Les succès français en politique étrangère avaient duré dix ans (guerre de Crimée, prépondérance française affirmée à la conférence de Paris en 1856, gains de Nice et de la Savoie après la guerre en Italie, succès en Chine et en Syrie en 1860). Puis les échecs étaient venus, avec la désastreuse expédition du Mexique. En 1870, il n'y a que trois ans que les dernières troupes ont été rapatriées. Cette expédition impopulaire avait coûté cher, et l'armée en était revenue désorganisée. De plus, en 1870, le respect du principe d'équilibre entre les puissances (établi en 1815 et soutenu par le Royaume-Uni) commence à être remis en cause par le chancelier prussien Otto von Bismarck qui a créé une confédération d'Allemagne du Nord dominée par la Prusse. Napoléon III souhaite compenser ce début d'hégémonie prussienne par la création d'une confédération semblable en Allemagne du Sud, et devient donc un obstacle à l'unification allemande. La Prusse a intérêt à le faire taire. Les Français aussi ont été « vaincus » en 1866, à Sadowa. De même, par le maintien des troupes françaises dans les Etats du Pape (le soutien apporté à Cavour n'avait été que partiel), Napoléon III retarde l'unification de l'Italie. Il s'était fait l'apôtre du principe des nationalités, et en est le frein en 1870 ! Pour avoir voulu jouer sur tous les tableaux, il allait perdre sur tous. La France est dans une situation dangereuse : elle n'a pas d'alliance avec l'Autriche, ni avec l'Italie, et sait que la Prusse pourra compter sur la neutralité de l'Angleterre en cas de guerre. La loi de 1868 n'a pas suffit à réorganiser l'armée, qui n'est pas prête (les uniformes sont trop voyants, les mitrailleuses commandées seulement en 1869 sont peu nombreuses, le canon Krupp prussien est de bien meilleure qualité que les canons français, etc.), et elle est en outre inférieure en nombre (350 000 soldats contre 450 000). En juillet 1870, la candidature d'un Hohenzollern au trône d'Espagne suscite le mécontentement français devant le risque de voir « réapparaître l'empire de Charles Quint ». Bismarck met au point une machination diplomatique : le 13 juillet il publie une lettre du roi de Prusse, transformée par ses soins, où est critiquée l'attitude de la France et de son ambassadeur le comte Benedetti : c'est l'affaire de « la dépêche d'Ems ». Le 19 juillet, la France déclare la guerre à la Prusse.

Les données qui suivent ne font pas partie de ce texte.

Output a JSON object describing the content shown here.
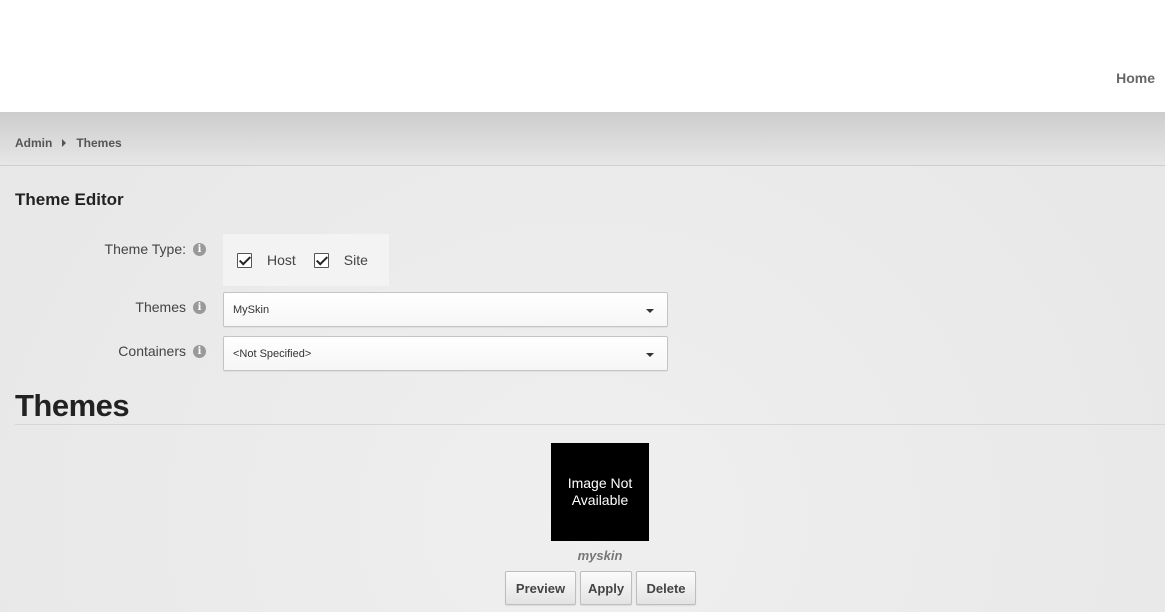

Cette guerre entraînera la chute de l'Empire. Cette période de près de vingt ans aura eu l'intérêt de former sur une longue durée le Peuple à l'exercice de ses droits, même si ces droits ont souvent été entravés par le régime lui-même. L'évolution libérale de l'Empire à partir de 1859 a servi cet apprentissage qui fut l'un des facteurs de la longévité et de la solidité de la IIIème République, dont les premiers hommes forts, de Léon Gambetta à Jules Ferry, ont d'ailleurs fait leur apprentissage politique sous le Second Empire. Mais surtout en 1870 la France est riche et moderne, grâce au développement économique étonnant qu'elle vient de connaître, et grâce à cela les indemnités de guerre fixées par la Prusse après sa victoire seront vite payées.